NAB’s announcement comes after the Australian Prudential Regulation Authority (APRA) released its 2023 Authorised Deposit-Taking Institutions (ADIs) points of presence statistics. These figures provided an in-depth view of the physical banking service channels available to Australians, including branches, ATMs, and EFTPOS facilities.

The statistics showed a marked decline in the number of bank branches, with the closure of 424 branches across the nation, marking an 11 per cent reduction. What’s particularly concerning is the 7 per cent decrease in branches located in regional and remote areas, where banking services are already less accessible.

The recent announcement of additional bank closures in regional areas is perceived as a significant challenge for residents in these regions who heavily depend on in-person banking services.

FSU National Secretary Julia Angrisano said, “closing these banks is a betrayal of the community and staff in these areas and will make banking harder for older people, businesses and anyone who needs to speak to a banker face to face.”
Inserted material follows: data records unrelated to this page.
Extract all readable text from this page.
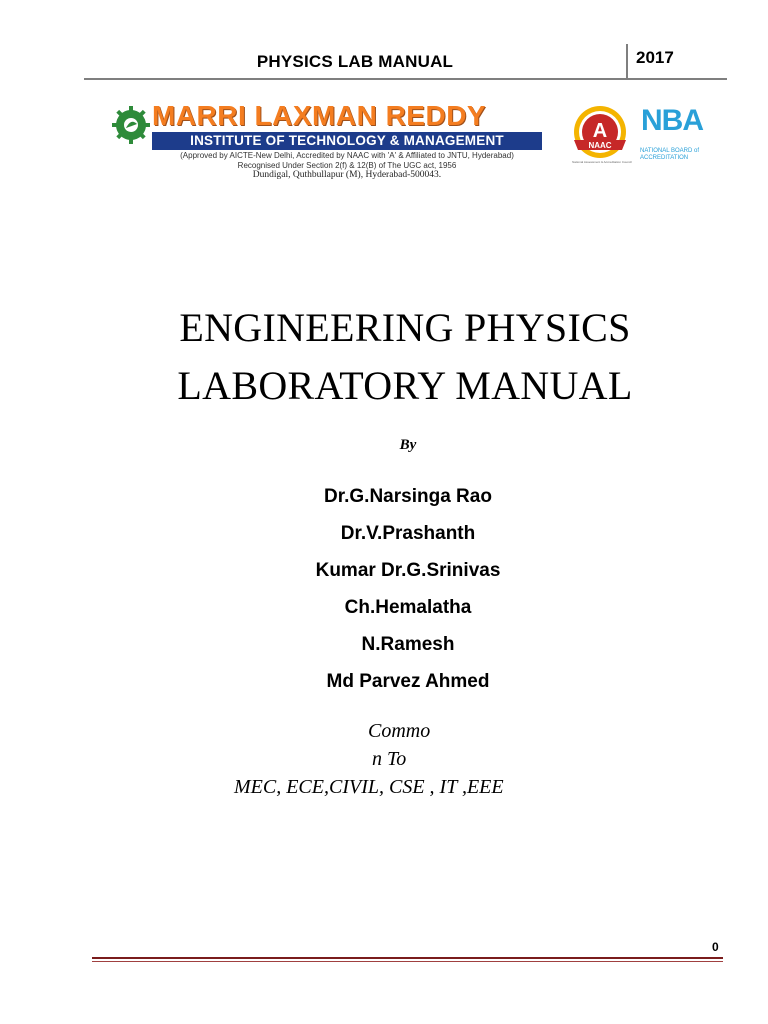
PHYSICS LAB MANUAL	2017
MARRI LAXMAN REDDY
INSTITUTE OF TECHNOLOGY & MANAGEMENT
(Approved by AICTE-New Delhi, Accredited by NAAC with 'A' & Affiliated to JNTU, Hyderabad)
Recognised Under Section 2(f) & 12(B) of The UGC act, 1956
Dundigal, Quthbullapur (M), Hyderabad-500043.
A
NAAC
National Assessment & Accreditation Council
NBA
NATIONAL BOARD of ACCREDITATION
ENGINEERING PHYSICS
LABORATORY MANUAL
By
Dr.G.Narsinga Rao
Dr.V.Prashanth
Kumar Dr.G.Srinivas
Ch.Hemalatha
N.Ramesh
Md Parvez Ahmed
Commo
n To
MEC, ECE,CIVIL, CSE , IT ,EEE
0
“These announcements could not come at a worse time with the holiday season around the corner and cost of living pressures already taking a significant toll on our members,” Angrisano said.
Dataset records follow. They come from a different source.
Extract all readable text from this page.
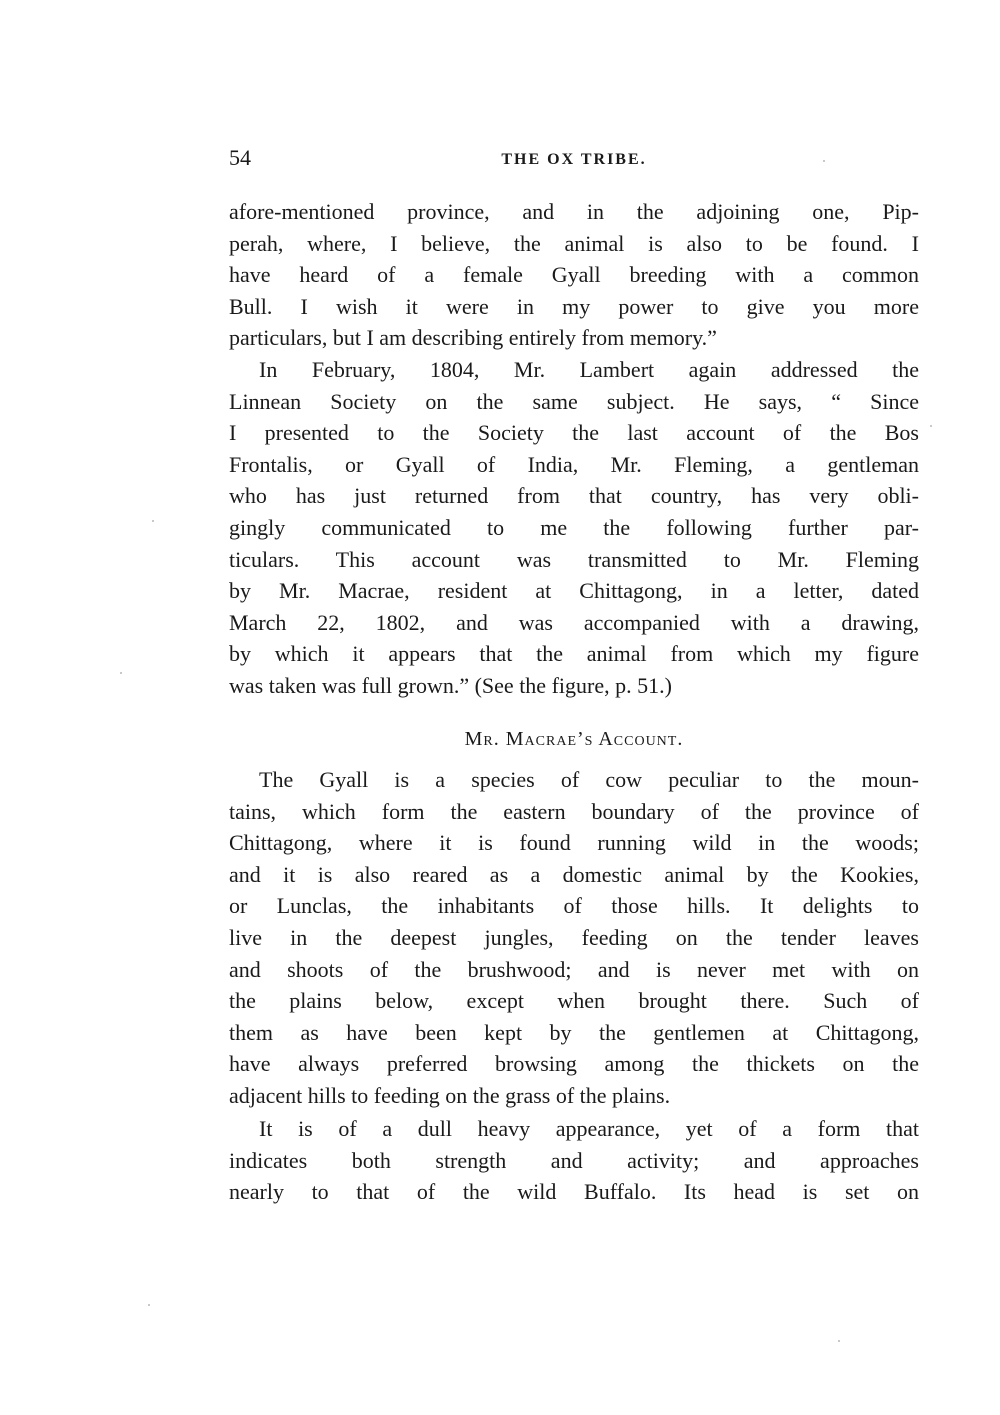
54	THE OX TRIBE.
afore-mentioned province, and in the adjoining one, Pip-
perah, where, I believe, the animal is also to be found. I
have heard of a female Gyall breeding with a common
Bull. I wish it were in my power to give you more
particulars, but I am describing entirely from memory.”
In February, 1804, Mr. Lambert again addressed the
Linnean Society on the same subject. He says, “ Since
I presented to the Society the last account of the Bos
Frontalis, or Gyall of India, Mr. Fleming, a gentleman
who has just returned from that country, has very obli-
gingly communicated to me the following further par-
ticulars. This account was transmitted to Mr. Fleming
by Mr. Macrae, resident at Chittagong, in a letter, dated
March 22, 1802, and was accompanied with a drawing,
by which it appears that the animal from which my figure
was taken was full grown.” (See the figure, p. 51.)
Mr. Macrae’s Account.
The Gyall is a species of cow peculiar to the moun-
tains, which form the eastern boundary of the province of
Chittagong, where it is found running wild in the woods;
and it is also reared as a domestic animal by the Kookies,
or Lunclas, the inhabitants of those hills. It delights to
live in the deepest jungles, feeding on the tender leaves
and shoots of the brushwood; and is never met with on
the plains below, except when brought there. Such of
them as have been kept by the gentlemen at Chittagong,
have always preferred browsing among the thickets on the
adjacent hills to feeding on the grass of the plains.
It is of a dull heavy appearance, yet of a form that
indicates both strength and activity; and approaches
nearly to that of the wild Buffalo. Its head is set on
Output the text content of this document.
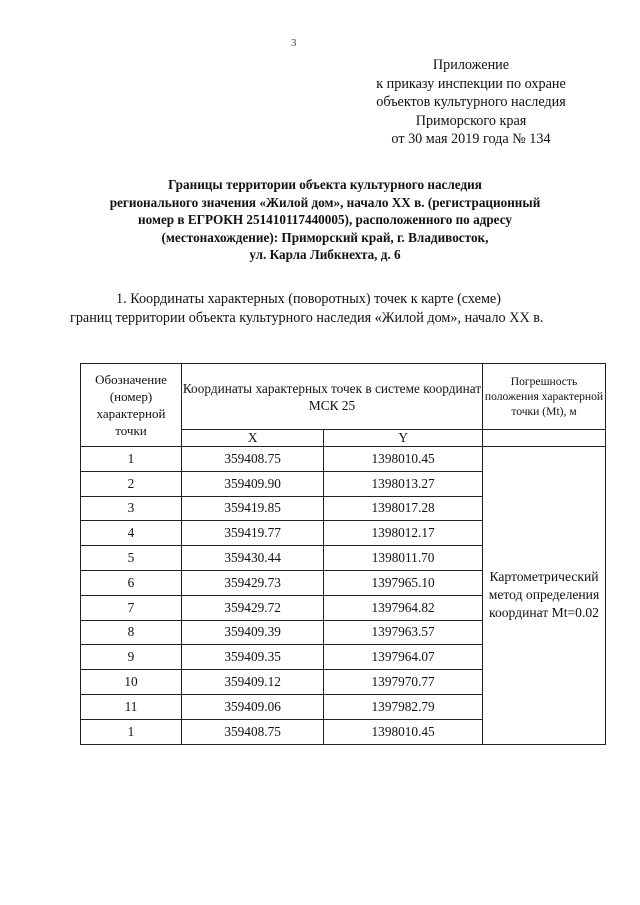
3
Приложение
к приказу инспекции по охране
объектов культурного наследия
Приморского края
от 30 мая 2019 года № 134
Границы территории объекта культурного наследия
регионального значения «Жилой дом», начало XX в. (регистрационный
номер в ЕГРОКН 251410117440005), расположенного по адресу
(местонахождение): Приморский край, г. Владивосток,
ул. Карла Либкнехта, д. 6
1. Координаты характерных (поворотных) точек к карте (схеме)
границ территории объекта культурного наследия «Жилой дом», начало XX в.
Обозначение (номер) характерной точки	Координаты характерных точек в системе координат МСК 25		Погрешность положения характерной точки (Mt), м
	X	Y	
1	359408.75	1398010.45	Картометрический метод определения координат Mt=0.02
2	359409.90	1398013.27	
3	359419.85	1398017.28	
4	359419.77	1398012.17	
5	359430.44	1398011.70	
6	359429.73	1397965.10	
7	359429.72	1397964.82	
8	359409.39	1397963.57	
9	359409.35	1397964.07	
10	359409.12	1397970.77	
11	359409.06	1397982.79	
1	359408.75	1398010.45	
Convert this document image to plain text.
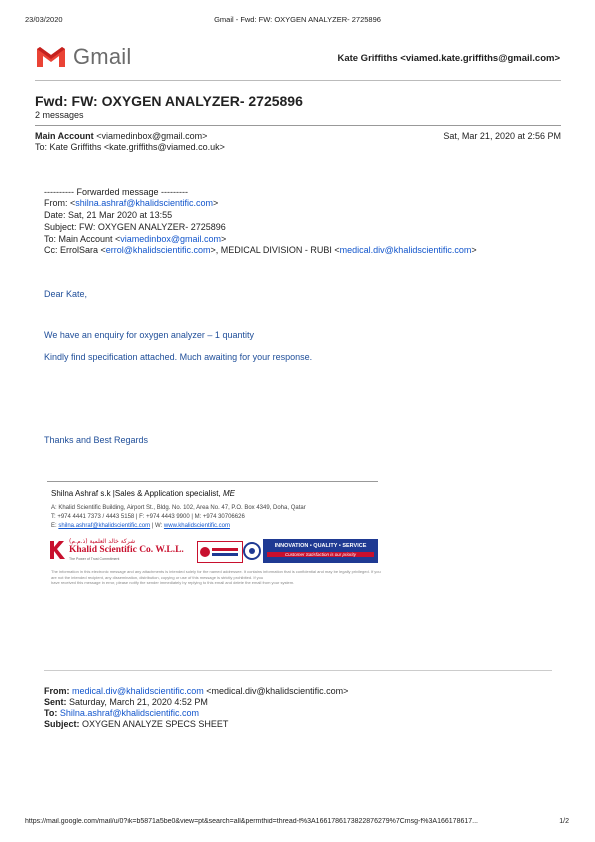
23/03/2020	Gmail - Fwd: FW: OXYGEN ANALYZER- 2725896
Gmail	Kate Griffiths <viamed.kate.griffiths@gmail.com>
Fwd: FW: OXYGEN ANALYZER- 2725896
2 messages
Main Account <viamedinbox@gmail.com>	Sat, Mar 21, 2020 at 2:56 PM
To: Kate Griffiths <kate.griffiths@viamed.co.uk>
---------- Forwarded message ---------
From: <shilna.ashraf@khalidscientific.com>
Date: Sat, 21 Mar 2020 at 13:55
Subject: FW: OXYGEN ANALYZER- 2725896
To: Main Account <viamedinbox@gmail.com>
Cc: ErrolSara <errol@khalidscientific.com>, MEDICAL DIVISION - RUBI <medical.div@khalidscientific.com>
Dear Kate,
We have an enquiry for oxygen analyzer – 1 quantity
Kindly find specification attached. Much awaiting for your response.
Thanks and Best Regards
Shilna Ashraf s.k |Sales & Application specialist, ME
A: Khalid Scientific Building, Airport St., Bldg. No. 102, Area No. 47, P.O. Box 4349, Doha, Qatar
T: +974 4441 7373 / 4443 5158 | F: +974 4443 9900 | M: +974 30706626
E: shilna.ashraf@khalidscientific.com | W: www.khalidscientific.com
شركة خالد العلمية (ذ.م.م)
Khalid Scientific Co. W.L.L.
The Power of Trust Commitment
INNOVATION • QUALITY • SERVICE
Customer Satisfaction is our priority
The information in this electronic message and any attachments is intended solely for the named addressee. It contains information that is confidential and may be legally privileged. If you are not the intended recipient, any dissemination, distribution, copying or use of this message is strictly prohibited. If you
have received this message in error, please notify the sender immediately by replying to this email and delete the email from your system.
From: medical.div@khalidscientific.com <medical.div@khalidscientific.com>
Sent: Saturday, March 21, 2020 4:52 PM
To: Shilna.ashraf@khalidscientific.com
Subject: OXYGEN ANALYZE SPECS SHEET
https://mail.google.com/mail/u/0?ik=b5871a5be0&view=pt&search=all&permthid=thread-f%3A1661786173822876279%7Cmsg-f%3A166178617...	1/2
“It is a disgrace that NAB continues to aggressively pursue its branch closure strategy without genuine community engagement or employee consultation.

“After delivering an annual profit of $7.7 billion, NAB is still using branch closures to cut costs and boost profits. The bank could easily invest in these communities who rely on branches to meet their banking needs instead of shut them down.”

“The CBA has seen the growth potential in keeping branches open and maintaining its branch network and the NAB should follow suit.

“NAB needs to wake up to the real needs of customers, save the jobs of bank workers and keep these branches open.”

Customers who rely on face-to-face interactions and personalised service are expressing their dismay, with many taking to social media to vent their frustration over NAB’s move.

Reduced access to physical banking services can have severe repercussions for consumers and businesses, especially in areas where digital banking infrastructure might not be as robust.

One person who is fully aware of the severe repercussions that can come with limited access to banking services is Cash Welcome campaign spokesperson Jason Bryce who recently launched a petition calling for guaranteed access to banking and cash in regional areas — which has currently received close to 130,000 signatures.

“Australians don’t want to lose access to cash or their right to choose cash to pay for essential goods and services,” Bryce said.

“Consumers and businesses need cash and banking for our local economies to thrive. Even people who don’t use cash every day need cash occasionally or when systems go offline. Many bank branches are being closed despite continuing heavy foot traffic and even growing numbers of customers.

“Banks enjoy a central place at the heart of our economy and money system. Banks need to serve their customers and ensure that all communities have ready access to cash.

“Australians don’t want a cashless society. If I buy bottled water that doesn’t mean I want the water pipes to my home dismantled.

“The cash system is essential national economic infrastructure, that is now being dismantled and replaced by privately owned payment systems charging fees to users.”